Archbishop Vincenzo Paglia, chancellor of the new John Paul II Pontifical Theological Institute for Marriage and Family Sciences in Rome and the president of the Pontifical Academy for Life, hit back at those who criticized him for posting the image, accusing them of “a deeply morbid gaze.”
“The photograph, as it has been amply highlighted by the articles that came out on the subject, portrays a Catholic family model and contains nothing erotic, ambiguous or inappropriate. Therefore, it can only disturb a deeply morbid gaze, as it was written: ‘omnia munda munids [sic]’,” a statement published on Paglia’s website reads.
Last week, Paglia posted a link to a tweet from the John Paul II Institute promoting a broadcast featuring film director Alessandro D'Alatri. The film director was behind the 2002 film Casomai, which according to the John Paul II Institute’s web page promoting the broadcast, is “used today in all premarital courses.”
Both the original tweet and Paglia post included an image showing two actors of the film Casomai, Fabio Volo, and Stefania Rocca, lying down naked with one arm holding up their heads. They are surrounded by four naked children, who appear to be male and of a similar age. The actors are posed in such a way to mostly cover intimate parts of the body, although a significant part of one of Rocca’s breasts is visible.
Twitter has now placed the image behind a warning label reading: “The following media includes potentially sensitive content,” but it can still be viewed if users choose to click through to display the image.
On Paglia’s post, the warning label placed on the original post by Twitter causes the message “This Tweet is unavailable” to appear. However, the link posted in Paglia’s tweet still brings you through to the original post where the image can be viewed.
This is not the first time Paglia has been involved in a controversy involving images of naked people.
The archbishop was featured in a homoerotic painting he commissioned in his Cathedral.
The massive mural covers the opposite side of the facade of the cathedral church of the Diocese of Terni-Narni-Amelia.
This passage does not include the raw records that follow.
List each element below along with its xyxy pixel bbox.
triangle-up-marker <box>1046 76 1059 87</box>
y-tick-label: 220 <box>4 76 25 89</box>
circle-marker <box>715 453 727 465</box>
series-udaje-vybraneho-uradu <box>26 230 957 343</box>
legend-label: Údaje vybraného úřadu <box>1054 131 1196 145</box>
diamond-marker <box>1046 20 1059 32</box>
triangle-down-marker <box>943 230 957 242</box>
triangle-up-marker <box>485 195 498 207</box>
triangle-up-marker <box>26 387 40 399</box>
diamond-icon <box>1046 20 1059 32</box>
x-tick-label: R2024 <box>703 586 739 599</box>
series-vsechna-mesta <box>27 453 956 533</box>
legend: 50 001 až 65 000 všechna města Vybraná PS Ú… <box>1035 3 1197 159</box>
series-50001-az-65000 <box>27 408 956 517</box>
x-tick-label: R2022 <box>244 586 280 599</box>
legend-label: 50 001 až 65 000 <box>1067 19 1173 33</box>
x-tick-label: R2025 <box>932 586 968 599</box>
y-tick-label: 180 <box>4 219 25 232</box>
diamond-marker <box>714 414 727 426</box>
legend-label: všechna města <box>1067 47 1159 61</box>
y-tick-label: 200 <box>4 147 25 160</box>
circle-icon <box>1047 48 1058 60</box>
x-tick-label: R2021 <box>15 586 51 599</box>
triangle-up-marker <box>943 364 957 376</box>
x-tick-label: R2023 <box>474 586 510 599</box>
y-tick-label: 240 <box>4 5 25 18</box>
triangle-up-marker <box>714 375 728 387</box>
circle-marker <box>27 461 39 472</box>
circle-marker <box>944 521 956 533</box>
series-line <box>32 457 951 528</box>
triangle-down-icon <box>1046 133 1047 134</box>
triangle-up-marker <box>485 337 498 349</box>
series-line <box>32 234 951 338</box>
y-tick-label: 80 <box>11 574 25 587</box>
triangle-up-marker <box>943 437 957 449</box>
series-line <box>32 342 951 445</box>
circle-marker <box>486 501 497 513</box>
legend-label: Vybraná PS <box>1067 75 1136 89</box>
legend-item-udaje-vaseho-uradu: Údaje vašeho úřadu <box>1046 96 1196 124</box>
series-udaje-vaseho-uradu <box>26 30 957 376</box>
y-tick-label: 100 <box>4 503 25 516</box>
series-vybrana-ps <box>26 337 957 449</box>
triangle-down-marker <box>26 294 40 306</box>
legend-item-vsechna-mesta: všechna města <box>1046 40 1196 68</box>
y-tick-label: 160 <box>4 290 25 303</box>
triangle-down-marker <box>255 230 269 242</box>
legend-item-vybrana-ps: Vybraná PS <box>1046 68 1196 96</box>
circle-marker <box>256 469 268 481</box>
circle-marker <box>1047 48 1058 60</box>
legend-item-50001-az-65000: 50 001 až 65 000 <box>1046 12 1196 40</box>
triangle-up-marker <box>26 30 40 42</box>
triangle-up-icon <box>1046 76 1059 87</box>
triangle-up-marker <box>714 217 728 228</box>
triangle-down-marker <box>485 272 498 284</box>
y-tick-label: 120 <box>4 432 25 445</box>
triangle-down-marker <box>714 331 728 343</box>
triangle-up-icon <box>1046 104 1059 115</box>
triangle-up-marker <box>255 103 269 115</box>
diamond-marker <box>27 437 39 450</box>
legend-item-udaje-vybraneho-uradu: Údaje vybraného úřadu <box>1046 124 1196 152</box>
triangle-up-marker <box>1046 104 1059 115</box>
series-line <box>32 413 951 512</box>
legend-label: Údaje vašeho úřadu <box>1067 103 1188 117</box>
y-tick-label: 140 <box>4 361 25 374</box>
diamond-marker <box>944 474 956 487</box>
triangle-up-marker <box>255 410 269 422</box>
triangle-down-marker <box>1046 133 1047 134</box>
It depicts Jesus carrying nets to heaven filled with naked and semi-nude homosexuals, transsexuals, prostitutes, and drug dealers, jumbled together in erotic interactions.
As reported by LifeSite’s Matthew Hoffman in 2017, “included in one of the nets is Paglia, the then diocesan bishop. The image of the Savior is painted with the face of a local male hairdresser, and his private parts can be seen through his translucent garb.”
In his recent article, Paglia also defends the controversial mural, likening it to well-known works of Catholic art and claiming that there is “absolutely nothing ‘homoerotic’” depicted and that “it is a traditional representation of the Last Judgment.”
“Regarding this other absurd controversy it should be noted first of all that the Cathedral of Terni is certainly not the only church in the world in which naked bodies are portrayed: just think of the Sistine Chapel and Michelangelo's paintings (also subject to censorship, yes, but 500 years ago),” the article says.
While Catholic critics have blasted the mural as “disgusting” and “blasphemous,” Paglia’s recent article says that considering the mural to homoerotic is “morbid” and “groundless.” He has previously claimed that it serves as an “evangelizing” tool.
Paglia also oversaw the release of a controversial sex-ed program during the 2016 World Youth Day in Poland that includes sexually explicit images. The course was criticized as being “thoroughly immoral.”
The archbishop has defended giving Holy Communion to adulterers, has been instrumental in gutting and remaking the John Paul II Institute according to the pulse of the Francis pontificate, has asserted that priests may legitimately remain at the bedside of someone undergoing assisted suicide in order to “hold their hand” and “accompany” them, and has claimed that anyone who says Judas Iscariot is in hell is a heretic.